Ricard's next action was the Battle of Gué-à-Tresmes on 28 February 1814 in which the French defeated Friedrich Graf Kleist von Nollendorf's Prussian II Corps. The 14,500 French under Marmont inflicted 1,035 casualties on the 12,000 Prussians while sustaining losses of 250. At this time Ricard's division numbered 790 light and 2,000 line infantry. The Battle of Laon was fought on 9–10 March and resulted in Napoleon's defeat. On the evening of the 9th, Marmont's corps was surprised by the Prussians and routed, suffering a loss of 3,500 casualties, 45 guns and most of its wagons. Napoleon mauled an Allied corps in the Battle of Reims on 13 March, capturing 22 field pieces. Casualties numbered 900 French, 1,400 Russians and 1,300 Prussians. The Russian commander Emmanuel de Saint-Priest with 14,500 men did not know Napoleon was present with 20,000 troops and took up a bad position outside Reims. The French attack was led by two cavalry divisions followed by Ricard's infantry. Saint-Priest was fatally wounded by a cannon shot and his troops chased from the city.

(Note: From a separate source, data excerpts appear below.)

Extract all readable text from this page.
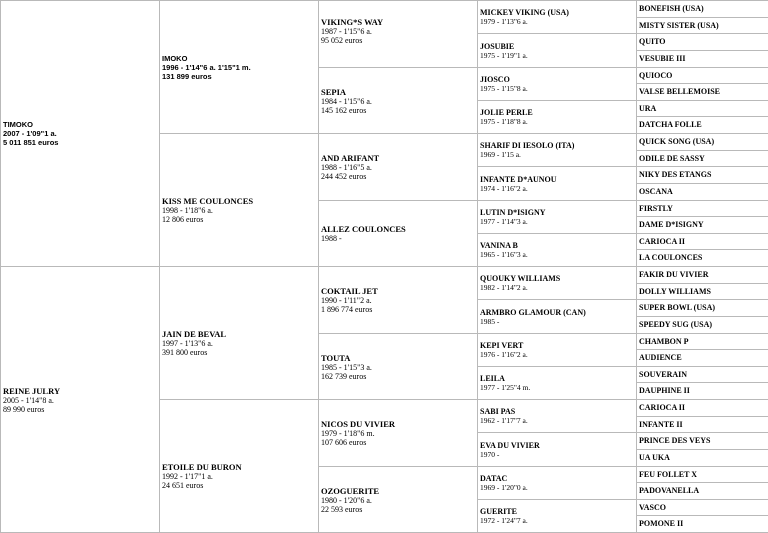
TIMOKO
2007 - 1'09"1 a.
5 011 851 euros
REINE JULRY
2005 - 1'14"8 a.
89 990 euros
IMOKO
1996 - 1'14"6 a. 1'15"1 m.
131 899 euros
KISS ME COULONCES
1998 - 1'18"6 a.
12 806 euros
JAIN DE BEVAL
1997 - 1'13"6 a.
391 800 euros
ETOILE DU BURON
1992 - 1'17"1 a.
24 651 euros
VIKING*S WAY
1987 - 1'15"6 a.
95 052 euros
SEPIA
1984 - 1'15"6 a.
145 162 euros
AND ARIFANT
1988 - 1'16"5 a.
244 452 euros
ALLEZ COULONCES
1988 -
COKTAIL JET
1990 - 1'11"2 a.
1 896 774 euros
TOUTA
1985 - 1'15"3 a.
162 739 euros
NICOS DU VIVIER
1979 - 1'18"6 m.
107 606 euros
OZOGUERITE
1980 - 1'20"6 a.
22 593 euros
MICKEY VIKING (USA)
1979 - 1'13"6 a.
JOSUBIE
1975 - 1'19"1 a.
JIOSCO
1975 - 1'15"8 a.
JOLIE PERLE
1975 - 1'18"8 a.
SHARIF DI IESOLO (ITA)
1969 - 1'15 a.
INFANTE D*AUNOU
1974 - 1'16"2 a.
LUTIN D*ISIGNY
1977 - 1'14"3 a.
VANINA B
1965 - 1'16"3 a.
QUOUKY WILLIAMS
1982 - 1'14"2 a.
ARMBRO GLAMOUR (CAN)
1985 -
KEPI VERT
1976 - 1'16"2 a.
LEILA
1977 - 1'25"4 m.
SABI PAS
1962 - 1'17"7 a.
EVA DU VIVIER
1970 -
DATAC
1969 - 1'20"0 a.
GUERITE
1972 - 1'24"7 a.
BONEFISH (USA)
MISTY SISTER (USA)
QUITO
VESUBIE III
QUIOCO
VALSE BELLEMOISE
URA
DATCHA FOLLE
QUICK SONG (USA)
ODILE DE SASSY
NIKY DES ETANGS
OSCANA
FIRSTLY
DAME D*ISIGNY
CARIOCA II
LA COULONCES
FAKIR DU VIVIER
DOLLY WILLIAMS
SUPER BOWL (USA)
SPEEDY SUG (USA)
CHAMBON P
AUDIENCE
SOUVERAIN
DAUPHINE II
CARIOCA II
INFANTE II
PRINCE DES VEYS
UA UKA
FEU FOLLET X
PADOVANELLA
VASCO
POMONE II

In the Battle of Fère-Champenoise on 25 March 1814, Marmont and Édouard Mortier, duc de Trévise with 17,000 foot, 4,000 horse and 84 guns were defeated by 28,000 Allies, most of whom were cavalry, and 80 guns. The French cavalry were overwhelmed, leaving the infantry to be hustled from Soudé to Fère-Champenoise by the Allied horsemen. French losses numbered 2,000 killed and wounded plus 4,000 men, 45 guns and 100 caissons captured. The Battle of Paris was fought on 30 March by which time Ricard's division numbered only 726 men. The 107,000 Allies defeated the 42,000 French defenders who abandoned the capital that evening. In consequence, Napoleon abdicated his throne on 6 April.

==Later career==
Under King Louis XVIII, Ricard was awarded the knight's cross of the Order of Saint Louis and given command of the 10th Military District at Toulouse. In 1815 he was sent to the Congress of Vienna to convince the Allies that France's army was loyal to Louis XVIII. This mission was rendered moot when Napoleon overthrew the Bourbons during the Hundred Days and Ricard traveled to Ghent to join the king in exile. In 1817 Ricard was ennobled as a count. In the 1823 French invasion of Spain he served as a division commander in Jacques Lauriston's corps. He led the infantry division of the Royal Guard from 1829 to 1831, when he retired from the army. He died on 6 November 1843 at Recoules, Aveyron, France. RICARD is inscribed on the south side of the Arc de Triomphe.